Перелистываю страницу. Ревнует к делам и пытается это скрыть. И ведь знает, что я не терплю этого манерного тона, этих раскормленных претензий на юмор. Даже когда мы одни, она не может отказаться от того, чтобы лишний раз не подчеркнуть мой статус и наше благополучие. К чему ирония, если ты упиваешься ими, черт возьми? Точно никак не можешь привыкнуть. Точно мы – из грязи в князи. А мы не из грязи! Мы из приличных семей, которые давно и прочно заняли свои плюшевые ложи в социальном театре.
Что касается моей депутатской карьеры, мне даже не пришлось особенно рвать жилы, чтобы подняться наверх. Никаких колосников, никакой акробатики. Планомерный подъем по лестнице. Вот дома могло быть и поинтересней. Немного кича не повредило бы этому бидермейеру.
А то и мебель в стиле бидермейер. И биде в стиле бидермейер. И Жанна в стиле бидермейер. Несмотря на все санкции. Мне скучно, бес.
По своей тщеславной глупости она не может понять, что гордиться нам нечем, и лучше молчать обо всем, потому что тягость и труд – это не подняться, а удержаться, и об этом не болтают. Над этим работают. Тихо, ежечасно, ежеминутно. Она не представляет, на что приходится ради этого идти, чем рисковать. Подняться – это как раз ерунда.
И как же не понять, что на самом деле все временно? В этом мире и на этой земле?

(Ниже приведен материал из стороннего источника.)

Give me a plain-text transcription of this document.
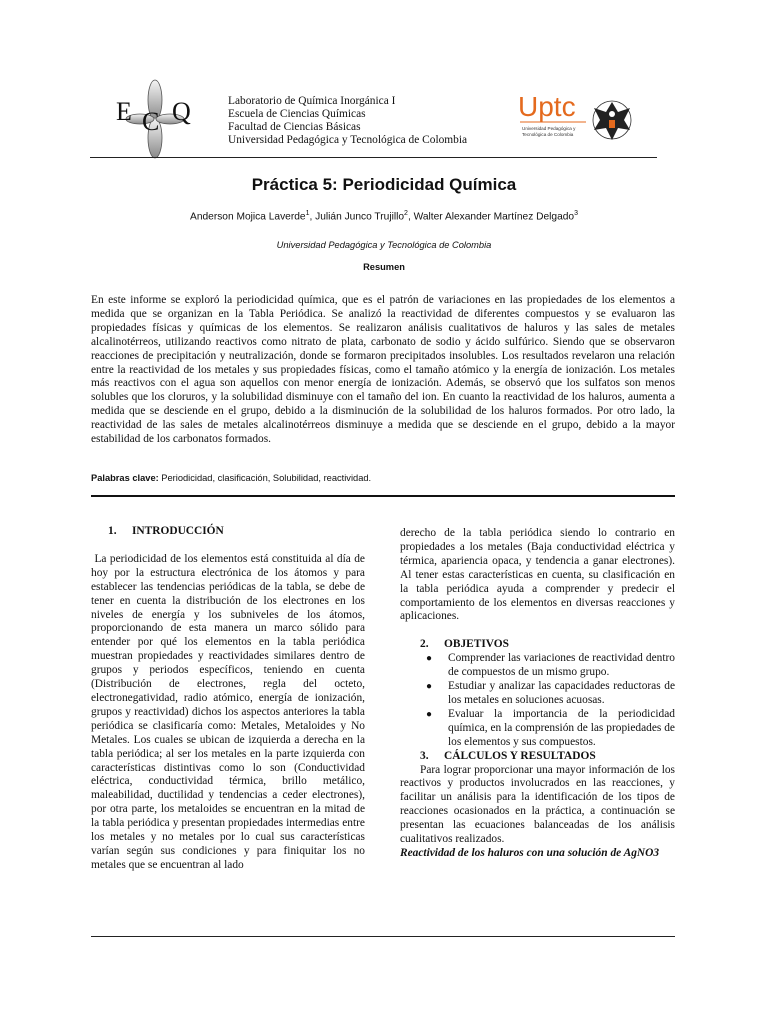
E C Q	Laboratorio de Química Inorgánica I
Escuela de Ciencias Químicas
Facultad de Ciencias Básicas
Universidad Pedagógica y Tecnológica de Colombia
Uptc
Universidad Pedagógica y
Tecnológica de Colombia
Práctica 5: Periodicidad Química
Anderson Mojica Laverde$^1$, Julián Junco Trujillo$^2$, Walter Alexander Martínez Delgado$^3$
Universidad Pedagógica y Tecnológica de Colombia
Resumen
En este informe se exploró la periodicidad química, que es el patrón de variaciones en las propiedades de los elementos a medida que se organizan en la Tabla Periódica. Se analizó la reactividad de diferentes compuestos y se evaluaron las propiedades físicas y químicas de los elementos. Se realizaron análisis cualitativos de haluros y las sales de metales alcalinotérreos, utilizando reactivos como nitrato de plata, carbonato de sodio y ácido sulfúrico. Siendo que se observaron reacciones de precipitación y neutralización, donde se formaron precipitados insolubles. Los resultados revelaron una relación entre la reactividad de los metales y sus propiedades físicas, como el tamaño atómico y la energía de ionización. Los metales más reactivos con el agua son aquellos con menor energía de ionización. Además, se observó que los sulfatos son menos solubles que los cloruros, y la solubilidad disminuye con el tamaño del ion. En cuanto la reactividad de los haluros, aumenta a medida que se desciende en el grupo, debido a la disminución de la solubilidad de los haluros formados. Por otro lado, la reactividad de las sales de metales alcalinotérreos disminuye a medida que se desciende en el grupo, debido a la mayor estabilidad de los carbonatos formados.
Palabras clave: Periodicidad, clasificación, Solubilidad, reactividad.

1. INTRODUCCIÓN

La periodicidad de los elementos está constituida al día de hoy por la estructura electrónica de los átomos y para establecer las tendencias periódicas de la tabla, se debe de tener en cuenta la distribución de los electrones en los niveles de energía y los subniveles de los átomos, proporcionando de esta manera un marco sólido para entender por qué los elementos en la tabla periódica muestran propiedades y reactividades similares dentro de grupos y periodos específicos, teniendo en cuenta (Distribución de electrones, regla del octeto, electronegatividad, radio atómico, energía de ionización, grupos y reactividad) dichos los aspectos anteriores la tabla periódica se clasificaría como: Metales, Metaloides y No Metales. Los cuales se ubican de izquierda a derecha en la tabla periódica; al ser los metales en la parte izquierda con características distintivas como lo son (Conductividad eléctrica, conductividad térmica, brillo metálico, maleabilidad, ductilidad y tendencias a ceder electrones), por otra parte, los metaloides se encuentran en la mitad de la tabla periódica y presentan propiedades intermedias entre los metales y no metales por lo cual sus características varían según sus condiciones y para finiquitar los no metales que se encuentran al lado
derecho de la tabla periódica siendo lo contrario en propiedades a los metales (Baja conductividad eléctrica y térmica, apariencia opaca, y tendencia a ganar electrones). Al tener estas características en cuenta, su clasificación en la tabla periódica ayuda a comprender y predecir el comportamiento de los elementos en diversas reacciones y aplicaciones.

2. OBJETIVOS

● Comprender las variaciones de reactividad dentro de compuestos de un mismo grupo.
● Estudiar y analizar las capacidades reductoras de los metales en soluciones acuosas.
● Evaluar la importancia de la periodicidad química, en la comprensión de las propiedades de los elementos y sus compuestos.

3. CÁLCULOS Y RESULTADOS

Para lograr proporcionar una mayor información de los reactivos y productos involucrados en las reacciones, y facilitar un análisis para la identificación de los tipos de reacciones ocasionados en la práctica, a continuación se presentan las ecuaciones balanceadas de los análisis cualitativos realizados.
Reactividad de los haluros con una solución de AgNO3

Я пытаюсь сосредоточиться на повестке дня, тщательно пережевывая кусок свежего багета. Самое распространенное заболевание парламентария – язва желудка. Благо общества заставляет понервничать. Только язвы мне и не хватало. Второй. Первая, не слишком болезненная, но порядком поднадоевшая – это Жанна.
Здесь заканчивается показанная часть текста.